Democracia resiste a Bolsonaro? O teste não foi 2019, mas será 2022

Jair Bolsonaro é recepcionado por Michel Temer no Palácio do Planalto, em Brasília - Eduardo Anizelli/Folhapress
Jair Bolsonaro é recepcionado por Michel Temer no Palácio do Planalto, em Brasília Imagem: Eduardo Anizelli/Folhapress
Leonardo Sakamoto

É jornalista e doutor em Ciência Política pela Universidade de São Paulo. Cobriu conflitos armados em diversos países e violações aos direitos humanos em todos os estados brasileiros. Professor de Jornalismo na PUC-SP, foi pesquisador visitante do Departamento de Política da New School, em Nova York (2015-2016), e professor de Jornalismo na ECA-USP (2000-2002). É diretor da ONG Repórter Brasil, conselheiro do Fundo das Nações Unidas para Formas Contemporâneas de Escravidão e comissário da Liechtenstein Initiative - Comissão Global do Setor Financeiro contra a Escravidão Moderna e o Tráfico de Seres Humanos. É autor de "Pequenos Contos Para Começar o Dia" (2012), "O que Aprendi Sendo Xingado na Internet" (2016), entre outros.

Colunista do UOL

01/01/2020 14h10

Quando a vitória de Jair Bolsonaro à presidência da República despontava no horizonte, em outubro de 2018, durante uma campanha em que ele não teve pudores de atacar direitos fundamentais, 31% da população dizia haver muita chance de ocorrer uma nova ditadura, segundo o Datafolha. O número contrastava com os 15%, de fevereiro de 2014.

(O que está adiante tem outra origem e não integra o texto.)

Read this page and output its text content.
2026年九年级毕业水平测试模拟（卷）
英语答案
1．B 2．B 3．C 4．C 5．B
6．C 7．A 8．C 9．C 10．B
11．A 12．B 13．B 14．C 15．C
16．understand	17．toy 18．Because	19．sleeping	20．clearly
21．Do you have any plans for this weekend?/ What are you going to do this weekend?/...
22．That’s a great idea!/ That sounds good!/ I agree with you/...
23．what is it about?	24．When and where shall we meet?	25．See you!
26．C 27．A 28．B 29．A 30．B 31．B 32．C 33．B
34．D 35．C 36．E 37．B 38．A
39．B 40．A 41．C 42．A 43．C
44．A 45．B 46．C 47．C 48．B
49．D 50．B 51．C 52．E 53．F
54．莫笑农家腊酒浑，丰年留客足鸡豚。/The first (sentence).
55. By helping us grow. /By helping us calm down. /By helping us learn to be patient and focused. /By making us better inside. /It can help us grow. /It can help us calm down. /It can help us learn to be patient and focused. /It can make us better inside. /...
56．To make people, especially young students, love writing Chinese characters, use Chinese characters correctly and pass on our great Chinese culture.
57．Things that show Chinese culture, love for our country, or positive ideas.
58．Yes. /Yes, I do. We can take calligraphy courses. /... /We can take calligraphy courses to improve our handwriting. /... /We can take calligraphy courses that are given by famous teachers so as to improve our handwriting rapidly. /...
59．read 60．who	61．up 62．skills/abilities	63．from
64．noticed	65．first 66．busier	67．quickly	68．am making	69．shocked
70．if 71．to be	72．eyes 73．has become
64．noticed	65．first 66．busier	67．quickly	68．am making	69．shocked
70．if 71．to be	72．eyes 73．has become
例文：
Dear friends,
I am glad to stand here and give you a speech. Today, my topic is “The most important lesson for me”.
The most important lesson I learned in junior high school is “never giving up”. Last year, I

O seu primeiro ano de governo tentou, das formas mais criativas e sem nenhuma cerimônia, retroceder em garantias a proteções sociais. Em alguns casos, foi bem sucedido, principalmente naqueles que dependiam diretamente da ação ou inação do Poder Executivo. Por exemplo, com o desmonte das estruturas de fiscalização, monitoramento e controle, o aumento na devastação ambiental já foi sentido internacionalmente. Enquanto isso, a liberação desenfreada de agrotóxicos será sentida no corpo desta e das futuras gerações.

O Congresso Nacional e o Supremo Tribunal Federal funcionaram, de acordo com seus interesses, como freios e contrapesos a propostas bizarras do governo. Como no bloqueio aos decretos que garantiriam um libera-geral para armas e munições, no projeto de lei que transformava rodovias em campos de batalha e na tentativa de implementar o "cada um por si e Deus por todos" da capitalização na Reforma da Previdência.

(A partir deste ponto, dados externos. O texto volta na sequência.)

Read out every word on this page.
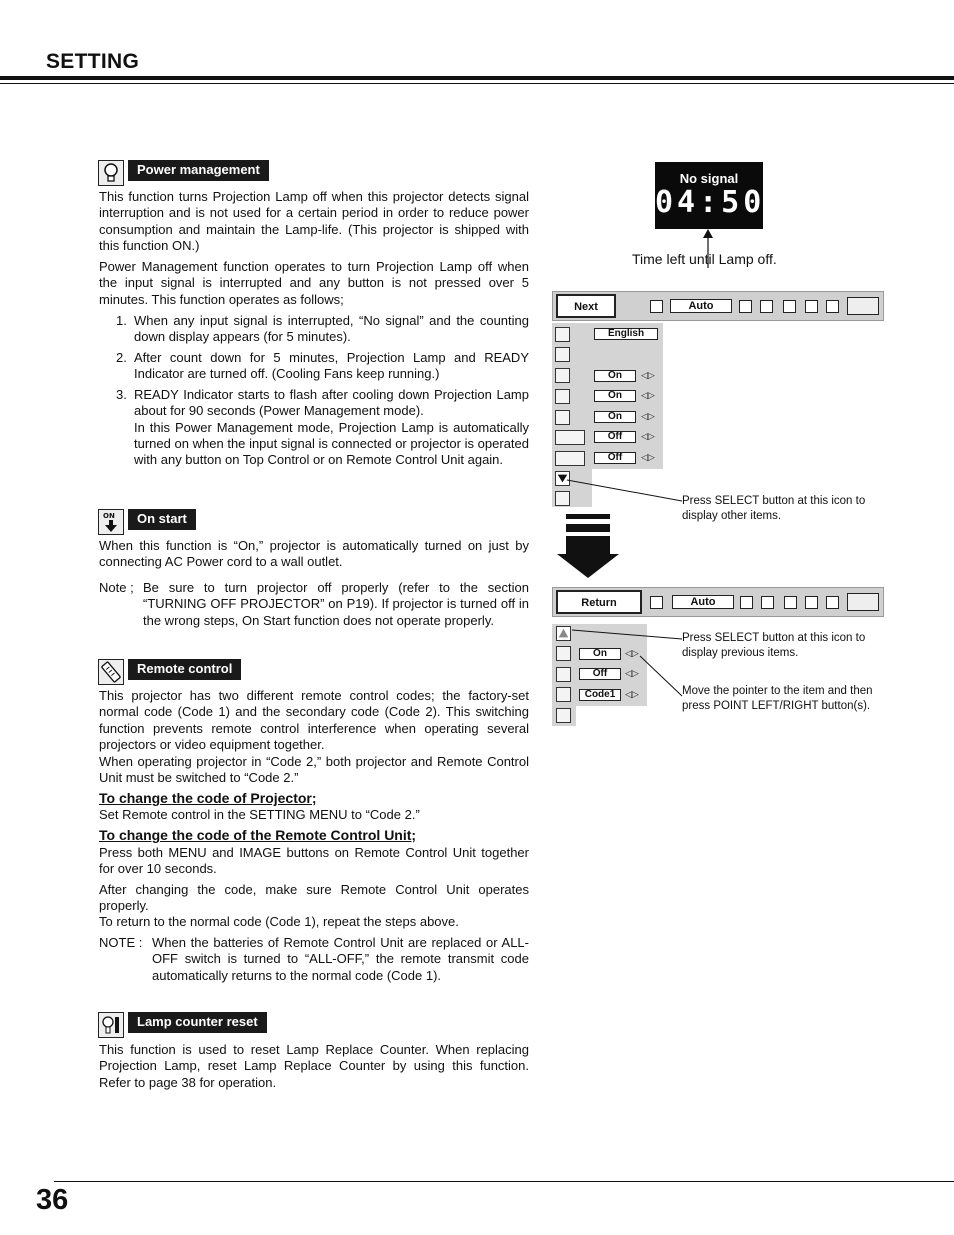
SETTING
Power management
This function turns Projection Lamp off when this projector detects signal interruption and is not used for a certain period in order to reduce power consumption and maintain the Lamp-life. (This projector is shipped with this function ON.)
Power Management function operates to turn Projection Lamp off when the input signal is interrupted and any button is not pressed over 5 minutes. This function operates as follows;
1. When any input signal is interrupted, “No signal” and the counting down display appears (for 5 minutes).
2. After count down for 5 minutes, Projection Lamp and READY Indicator are turned off. (Cooling Fans keep running.)
3. READY Indicator starts to flash after cooling down Projection Lamp about for 90 seconds (Power Management mode).
In this Power Management mode, Projection Lamp is automatically turned on when the input signal is connected or projector is operated with any button on Top Control or on Remote Control Unit again.
ON	On start
When this function is “On,” projector is automatically turned on just by connecting AC Power cord to a wall outlet.
Note ; Be sure to turn projector off properly (refer to the section “TURNING OFF PROJECTOR” on P19). If projector is turned off in the wrong steps, On Start function does not operate properly.
Remote control
This projector has two different remote control codes; the factory-set normal code (Code 1) and the secondary code (Code 2). This switching function prevents remote control interference when operating several projectors or video equipment together.
When operating projector in “Code 2,” both projector and Remote Control Unit must be switched to “Code 2.”
To change the code of Projector;
Set Remote control in the SETTING MENU to “Code 2.”
To change the code of the Remote Control Unit;
Press both MENU and IMAGE buttons on Remote Control Unit together for over 10 seconds.
After changing the code, make sure Remote Control Unit operates properly.
To return to the normal code (Code 1), repeat the steps above.
NOTE : When the batteries of Remote Control Unit are replaced or ALL-OFF switch is turned to “ALL-OFF,” the remote transmit code automatically returns to the normal code (Code 1).
Lamp counter reset
This function is used to reset Lamp Replace Counter. When replacing Projection Lamp, reset Lamp Replace Counter by using this function. Refer to page 38 for operation.
No signal
04:50
Time left until Lamp off.
Next	Auto
English
On	◁▷
On	◁▷
On	◁▷
Off	◁▷
Off	◁▷
Press SELECT button at this icon to display other items.
Return	Auto
On	◁▷
Off	◁▷
Code1	◁▷
Press SELECT button at this icon to display previous items.
Move the pointer to the item and then press POINT LEFT/RIGHT button(s).
36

Enquanto isso, o discurso de apoio à letalidade e à impunidade empoderou a banda podre de policiais e militares, que se sentiu mais livre para atirar primeiro e checar depois. Da mesma forma, encheu de coragem grileiros, madeireiros, garimpeiros e latifundiários que operam fora da lei a passar por cima de qualquer um no caminho do "progresso".

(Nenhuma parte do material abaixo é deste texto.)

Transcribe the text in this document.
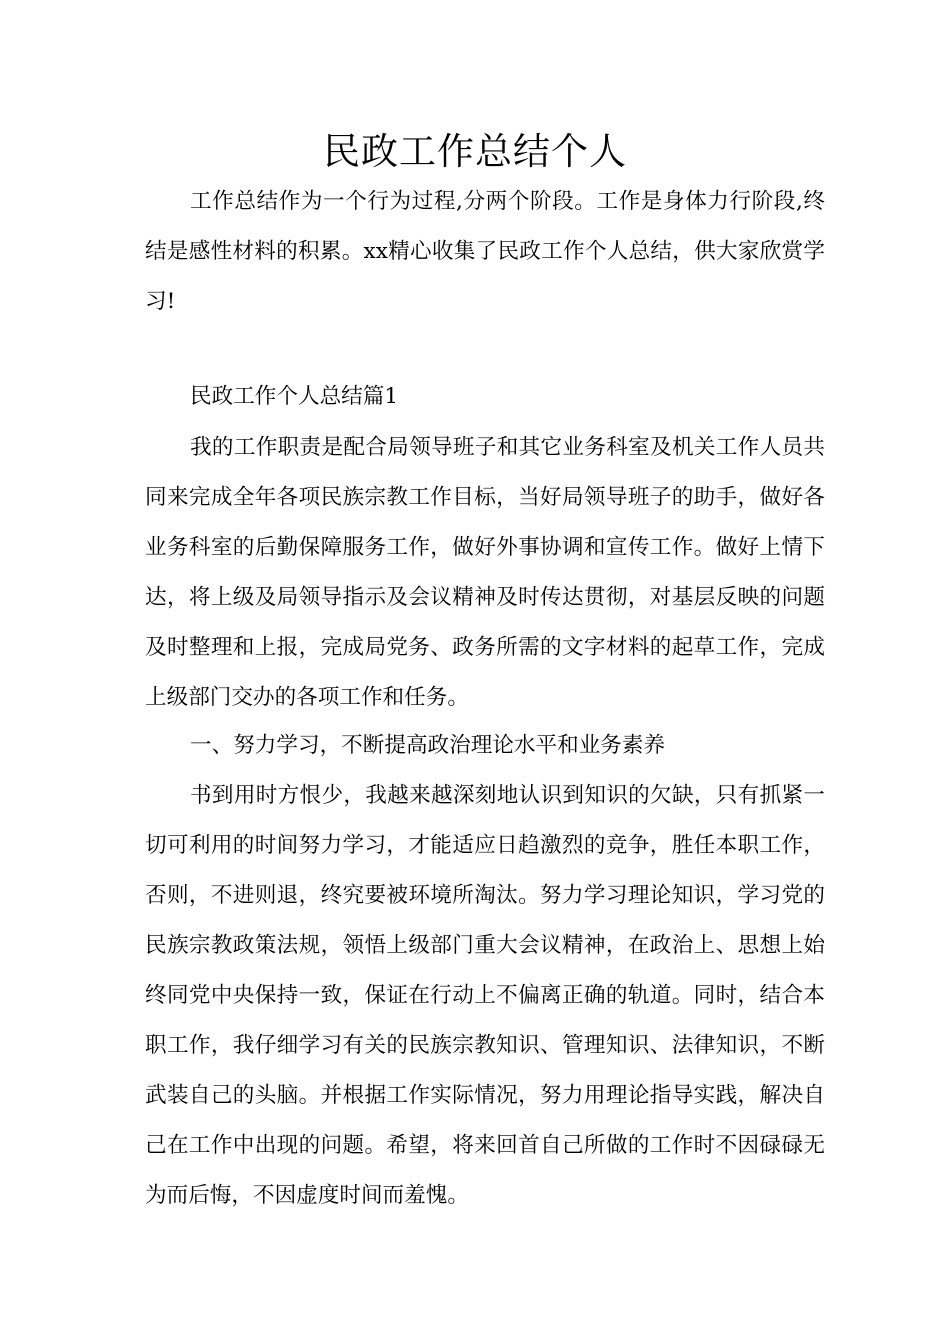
民政工作总结个人

工作总结作为一个行为过程,分两个阶段。工作是身体力行阶段,终结是感性材料的积累。xx精心收集了民政工作个人总结，供大家欣赏学习!

民政工作个人总结篇1

我的工作职责是配合局领导班子和其它业务科室及机关工作人员共同来完成全年各项民族宗教工作目标，当好局领导班子的助手，做好各业务科室的后勤保障服务工作，做好外事协调和宣传工作。做好上情下达，将上级及局领导指示及会议精神及时传达贯彻，对基层反映的问题及时整理和上报，完成局党务、政务所需的文字材料的起草工作，完成上级部门交办的各项工作和任务。

一、努力学习，不断提高政治理论水平和业务素养

书到用时方恨少，我越来越深刻地认识到知识的欠缺，只有抓紧一切可利用的时间努力学习，才能适应日趋激烈的竞争，胜任本职工作，否则，不进则退，终究要被环境所淘汰。努力学习理论知识，学习党的民族宗教政策法规，领悟上级部门重大会议精神，在政治上、思想上始终同党中央保持一致，保证在行动上不偏离正确的轨道。同时，结合本职工作，我仔细学习有关的民族宗教知识、管理知识、法律知识，不断武装自己的头脑。并根据工作实际情况，努力用理论指导实践，解决自己在工作中出现的问题。希望，将来回首自己所做的工作时不因碌碌无为而后悔，不因虚度时间而羞愧。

Coquetéis-molotov foram atirados. Jornalistas, artistas e intelectuais, atacados. Mas isso nem se compara ao que aconteceu com camponeses e populações tradicionais, como, por exemplo, os Guajajara, assassinados em série. Ou com a população negra periférica - que se tornou carne ainda mais barata no mercado - a exemplo das execuções absurdas do músico Evaldo dos Santos e do catador de recicláveis Luciano Macedo, em Guadalupe, e da estudante Ágatha Félix, no Complexo do Alemão, todos no Rio de Janeiro.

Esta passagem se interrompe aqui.